There are still two days and a couple of hours to go until George Osborne’s Pre-Budget
Report — but, already, we have a good idea of what will be said. The emphasis, beyond just plain ol’ jobs and growth, will be on combatting youth unemployment; helping smaller businesses; and
relaxing the squeeze on middle-income folk. Most of the measures either announced or suggested so far — from the Youth Contract to the credit easing scheme to the suspension of January’s fuel duty rise — fall into one of those compartments. Whether
they’ll work or not is a different matter entirely.
As for Labour’s response, they’re already making it — and I doubt anything in the actual Budget document, or the growth review, will change it much. It, too, appears to have three main components.
First up, there’s the female factor. Yvette Cooper has been arguing ever since Osborne’s first Budget that the deficit reduction programme is impinging more on women than on other groups — and there’s some truth in that, not least because women make up a greater proportion of the public sector workforce. (In which case, the same would probably have been true under Labour cuts, but Cooper won’t admit that, of course). But it’s striking just how much this attack has been reinforced across recent weeks.
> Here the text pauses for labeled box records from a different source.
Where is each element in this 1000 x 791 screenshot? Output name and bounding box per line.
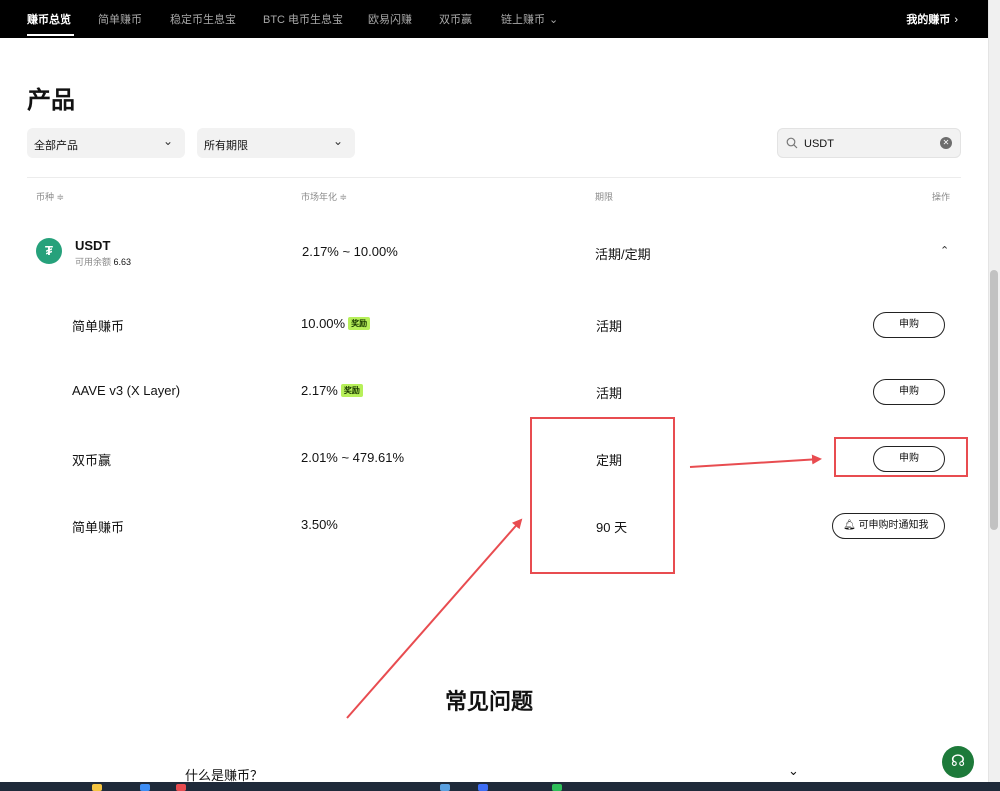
taskbar-icon[interactable] [440, 784, 450, 791]
chevron-down-icon[interactable]: ⌄ [788, 763, 799, 779]
faq-title: 常见问题 [445, 689, 534, 714]
headset-icon[interactable]: ☊ [942, 746, 974, 778]
taskbar-icon[interactable] [92, 784, 102, 791]
annotation-arrows [346, 454, 822, 719]
os-taskbar [0, 782, 1000, 791]
taskbar-icon[interactable] [552, 784, 562, 791]
taskbar-icon[interactable] [176, 784, 186, 791]
taskbar-icon[interactable] [140, 784, 150, 791]
taskbar-icon[interactable] [478, 784, 488, 791]
arrow-to-button [689, 454, 822, 468]
page: 赚币总览 简单赚币 稳定币生息宝 BTC 电币生息宝 欧易闪赚 双币赢 链上赚币… [0, 0, 1000, 791]
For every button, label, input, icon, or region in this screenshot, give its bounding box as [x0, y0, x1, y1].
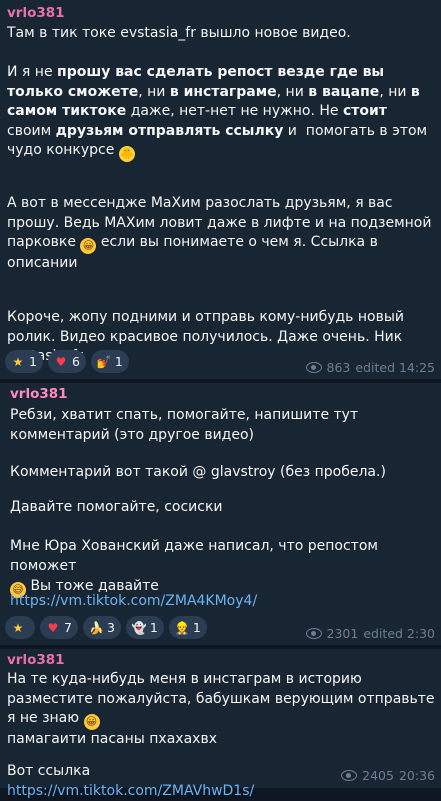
message-text: И я не прошу вас сделать репост везде гд… — [7, 64, 432, 162]
reaction-worker[interactable]: 👷 1 — [168, 616, 207, 639]
view-count: 2301 — [326, 626, 359, 641]
reaction-star[interactable]: ★ 1 — [5, 350, 43, 373]
grin-emoji-icon: 😀 — [80, 238, 97, 254]
message-text: Комментарий вот такой @ glavstroy (без п… — [10, 464, 386, 480]
message-author[interactable]: vrlo381 — [7, 652, 65, 668]
ghost-icon: 👻 — [131, 620, 147, 635]
tiktok-link[interactable]: https://vm.tiktok.com/ZMAVhwD1s/ — [7, 783, 254, 799]
banana-icon: 🍌 — [88, 620, 104, 635]
star-icon: ★ — [12, 620, 24, 635]
edited-time: edited 14:25 — [355, 360, 435, 375]
message-text: Давайте помогайте, сосиски — [10, 499, 223, 515]
reaction-heart[interactable]: ♥ 6 — [47, 350, 86, 373]
view-count: 863 — [326, 360, 351, 375]
eye-icon — [341, 770, 358, 781]
reactions-bar: ★ ♥ 7 🍌 3 👻 1 👷 1 — [5, 616, 207, 639]
message-text: А вот в мессендже МаХим разослать друзья… — [7, 195, 436, 271]
grin-emoji-icon: 😀 — [83, 714, 100, 730]
message-link-line: Вот ссылка https://vm.tiktok.com/ZMAVhwD… — [7, 763, 255, 799]
message-2[interactable]: vrlo381 Ребзи, хватит спать, помогайте, … — [0, 383, 441, 645]
message-paragraph: Там в тик токе evstasia_fr вышло новое в… — [7, 25, 351, 41]
worker-icon: 👷 — [174, 620, 190, 635]
star-icon: ★ — [12, 354, 24, 369]
message-text: Там в тик токе evstasia_fr вышло новое в… — [7, 24, 435, 44]
message-meta: 2301 edited 2:30 — [305, 626, 435, 641]
message-author[interactable]: vrlo381 — [10, 386, 68, 402]
heart-icon: ♥ — [47, 620, 59, 635]
message-1[interactable]: vrlo381 Там в тик токе evstasia_fr вышло… — [0, 0, 441, 379]
heart-icon: ♥ — [55, 354, 67, 369]
reaction-star[interactable]: ★ — [5, 616, 35, 639]
message-text: Ребзи, хватит спать, помогайте, напишите… — [10, 407, 363, 443]
edited-time: edited 2:30 — [363, 626, 435, 641]
message-text: Мне Юра Хованский даже написал, что репо… — [10, 538, 383, 598]
message-3[interactable]: vrlo381 На те куда-нибудь меня в инстагр… — [0, 649, 441, 799]
message-meta: 863 edited 14:25 — [305, 360, 435, 375]
reaction-ghost[interactable]: 👻 1 — [125, 616, 164, 639]
reaction-banana[interactable]: 🍌 3 — [82, 616, 121, 639]
message-author[interactable]: vrlo381 — [7, 5, 65, 21]
chick-emoji-icon: 🐥 — [118, 146, 135, 162]
view-count: 2405 — [362, 768, 394, 783]
reaction-nail-polish[interactable]: 💅 1 — [90, 350, 129, 373]
eye-icon — [305, 628, 322, 639]
eye-icon — [305, 362, 322, 373]
message-meta: 2405 20:36 — [341, 768, 435, 783]
nail-polish-icon: 💅 — [96, 354, 112, 369]
message-time: 20:36 — [398, 768, 435, 783]
message-text: На те куда-нибудь меня в инстаграм в ист… — [7, 671, 439, 747]
reaction-heart[interactable]: ♥ 7 — [40, 616, 78, 639]
tiktok-link[interactable]: https://vm.tiktok.com/ZMA4KMoy4/ — [10, 593, 257, 609]
message-link-line: https://vm.tiktok.com/ZMA4KMoy4/ — [10, 592, 435, 612]
reactions-bar: ★ 1 ♥ 6 💅 1 — [5, 350, 129, 373]
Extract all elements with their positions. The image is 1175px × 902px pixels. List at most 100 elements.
Cooper herself has written an article on the subject with her new tag team member, Rachel Reeves, for PoliticsHome today. Angela Eagle is providing them with support. And that’s before we get onto all the parliamentary questions that have probed and prodded the Tories’ women troubles recently. Labour have seen those opinion polls, and they’re keen to exploit the matter.
And then there’s the big g-word: growth. Ed Balls managed to restrain his flatlining hand gesture on Marr this morning, but he made his point nevertheless. Osborne is ‘in denial’, he said, about where the economy is headed; we need a Plan B to restore growth, etc, etc. For his part, the Chancellor pointed out that we’re seeing slow growth across the West, and much of it is attributable to the econopocalyse in the eurozone. But, even so, you can expect Balls to keep insisting that we’re being outperformed by other countries — and to attach to this our worrying youth unemployment numbers.
Finally, related to growth, are the public finances. Whereas this used to be a simple, if misleading, battle between the Tories’ ‘cuts’ and Labour’s ‘no cuts’, it has recently sprawled out beyond that. Labour’s new favourite argument — parroted by Chuka Umunna on Twitter this morning — is that, even with the cuts, Osborne’s fiscal forecasts are constantly going in the wrong direction. And, again, there’s some truth in that. As I highlighted yesterday, the absence of growth is feeding into the Treasury’s deficit and debt forecasts, pushing them ever upwards. But there are still plenty of Brownies scattered throughout Labour’s claims here. For starters, so far as we know, the deficit is still going down, year on year, during this Parliament. And, what’s more, when Labour refer back to the borrowing projections made in Alistair Darling’s last Budget, they are referring back to projections based on wildly optimistic growth figures. Borrowing would have been much higher than that under a Labour government, and they know it.
So there you go, CoffeeHousers: a quick overview of the main arguments that will be deployed on Tuesday. If you can think of any others, then do mention them in the comments section — and we might even get a game of Budget Bingo prepared.